También tendemos a olvidar que, detrás de los procesos aparentemente automáticos de la IA, está oculta la mano de obra humana obligada a compensar las limitaciones de la tecnología.5 La IA depende de seres humanos que llevan a cabo muchas y variadas tareas que van desde anotar conjuntos de datos hasta verificar los resultados y afinar sus parámetros. Cuando la IA se rompe o no funciona adecuadamente, ahí está el personal humano que interviene y asiste a los algoritmos para completar el trabajo. Cuando Siri no reconoce un comando de voz, o cuando el software de reconocimiento facial no logra verificar la identidad de una persona, estos casos se envían a una persona del equipo para que determine qué ha salido mal y cómo se puede mejorar el algoritmo. El «turco mecánico» original (del cual tomó el nombre la plataforma de crowdsourcing de Amazon) era una máquina fraudulenta que consistía en una figura humana tallada en madera a tamaño real que recorrió la Europa a fines del siglo XVIII.6 Su inventor, Wolfgang von Kempelen, sostenía que era un autómata que jugaba al ajedrez, pero escondido dentro del mueble había un maestro ajedrecista que lo operaba con una serie de palancas y espejos. La idea de que la inteligencia artificial de hoy funciona de forma autónoma se basa en una ilusión similar.
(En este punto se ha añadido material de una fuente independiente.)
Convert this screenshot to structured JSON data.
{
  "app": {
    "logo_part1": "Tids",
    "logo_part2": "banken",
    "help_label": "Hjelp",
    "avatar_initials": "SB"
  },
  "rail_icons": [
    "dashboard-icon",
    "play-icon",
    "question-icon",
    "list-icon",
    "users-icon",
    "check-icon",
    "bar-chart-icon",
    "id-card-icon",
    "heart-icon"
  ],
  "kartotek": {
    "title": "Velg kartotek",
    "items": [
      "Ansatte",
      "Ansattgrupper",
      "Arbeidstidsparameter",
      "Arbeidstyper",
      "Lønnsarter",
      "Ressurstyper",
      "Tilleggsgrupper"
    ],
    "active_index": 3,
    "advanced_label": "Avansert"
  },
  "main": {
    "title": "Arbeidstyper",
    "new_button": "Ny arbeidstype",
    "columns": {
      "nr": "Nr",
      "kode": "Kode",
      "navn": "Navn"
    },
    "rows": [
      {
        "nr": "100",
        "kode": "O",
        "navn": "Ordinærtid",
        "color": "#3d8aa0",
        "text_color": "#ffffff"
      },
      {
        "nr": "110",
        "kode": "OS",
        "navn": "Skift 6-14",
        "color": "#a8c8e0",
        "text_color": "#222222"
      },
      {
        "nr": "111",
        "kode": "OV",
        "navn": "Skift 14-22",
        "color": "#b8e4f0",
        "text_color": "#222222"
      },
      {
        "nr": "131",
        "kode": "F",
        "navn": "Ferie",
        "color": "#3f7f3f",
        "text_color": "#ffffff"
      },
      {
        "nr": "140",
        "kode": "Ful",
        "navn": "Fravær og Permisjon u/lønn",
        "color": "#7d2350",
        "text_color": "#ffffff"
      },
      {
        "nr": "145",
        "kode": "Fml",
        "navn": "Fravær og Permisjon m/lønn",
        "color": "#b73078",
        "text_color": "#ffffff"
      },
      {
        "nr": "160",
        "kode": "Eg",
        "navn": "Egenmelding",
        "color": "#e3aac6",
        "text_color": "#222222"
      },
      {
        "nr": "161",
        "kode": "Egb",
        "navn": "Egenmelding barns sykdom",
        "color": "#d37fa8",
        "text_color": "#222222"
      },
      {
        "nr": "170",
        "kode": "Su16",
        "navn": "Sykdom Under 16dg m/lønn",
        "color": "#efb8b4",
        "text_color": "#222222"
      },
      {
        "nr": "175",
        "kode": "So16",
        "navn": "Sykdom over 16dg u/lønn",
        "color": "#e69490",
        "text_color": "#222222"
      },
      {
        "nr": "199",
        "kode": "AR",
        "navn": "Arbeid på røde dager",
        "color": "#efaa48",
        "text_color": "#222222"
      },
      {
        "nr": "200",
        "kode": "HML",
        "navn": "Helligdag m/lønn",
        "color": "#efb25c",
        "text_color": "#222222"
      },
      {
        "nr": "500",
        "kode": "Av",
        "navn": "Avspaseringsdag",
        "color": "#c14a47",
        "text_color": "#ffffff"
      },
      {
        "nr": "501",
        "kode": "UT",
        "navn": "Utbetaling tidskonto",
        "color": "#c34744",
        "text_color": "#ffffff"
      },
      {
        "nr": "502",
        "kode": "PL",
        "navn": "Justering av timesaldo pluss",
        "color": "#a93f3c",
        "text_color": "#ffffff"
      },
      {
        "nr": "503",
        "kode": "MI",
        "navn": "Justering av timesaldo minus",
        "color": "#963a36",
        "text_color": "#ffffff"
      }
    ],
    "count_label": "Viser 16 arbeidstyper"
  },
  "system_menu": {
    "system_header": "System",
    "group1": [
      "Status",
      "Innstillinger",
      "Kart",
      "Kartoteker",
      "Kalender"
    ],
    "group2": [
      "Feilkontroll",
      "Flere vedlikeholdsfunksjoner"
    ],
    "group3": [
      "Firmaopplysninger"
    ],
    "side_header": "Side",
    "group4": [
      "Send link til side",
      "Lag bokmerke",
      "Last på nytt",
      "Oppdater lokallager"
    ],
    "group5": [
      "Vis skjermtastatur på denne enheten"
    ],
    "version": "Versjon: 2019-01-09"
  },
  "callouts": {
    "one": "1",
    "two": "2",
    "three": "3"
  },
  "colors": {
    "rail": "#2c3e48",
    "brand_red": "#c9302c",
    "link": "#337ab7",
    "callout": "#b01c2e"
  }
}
Un software sofisticado funciona solo gracias a miles de horas de trabajo no especializado y mal remunerado de personas que se ven obligadas a ejecutar tareas como robots con la esperanza de que la IA se vuelva más humana.

La máquina extractivista no solo demanda recursos físicos y mano de obra para funcionar, sino que vive de la inteligencia humana contenida en los paquetes de datos que la entrenan. La IA captura el conocimiento de los seres humanos y lo codifica en sus procesos a través de los modelos de machine learning. Es fundamentalmente derivativa de sus datos de entrenamiento, a través de los cuales aprende a llevar a cabo una variada gama de actividades, desde conducir un coche hasta reconocer objetos y producir lenguaje natural, y depende de un proyecto que recopile la historia del conocimiento humano en enormes conjuntos de información compuestos por miles de millones de datos. Los sistemas entrenados por estos conjuntos de datos suelen desempeñarse a niveles superhumanos, y, si bien muchos de estos son del dominio público, otros contienen obras sujetas a derechos de autor que se han usado sin consentimiento. Las compañías de IA han emprendido una privatización de la inteligencia colectiva encapsulando estos paquetes de datos y usando software patentado para crear nuevos productos a partir de la manipulación de dichos datos. La máquina extractivista demanda estos recursos intelectuales tanto como los materiales.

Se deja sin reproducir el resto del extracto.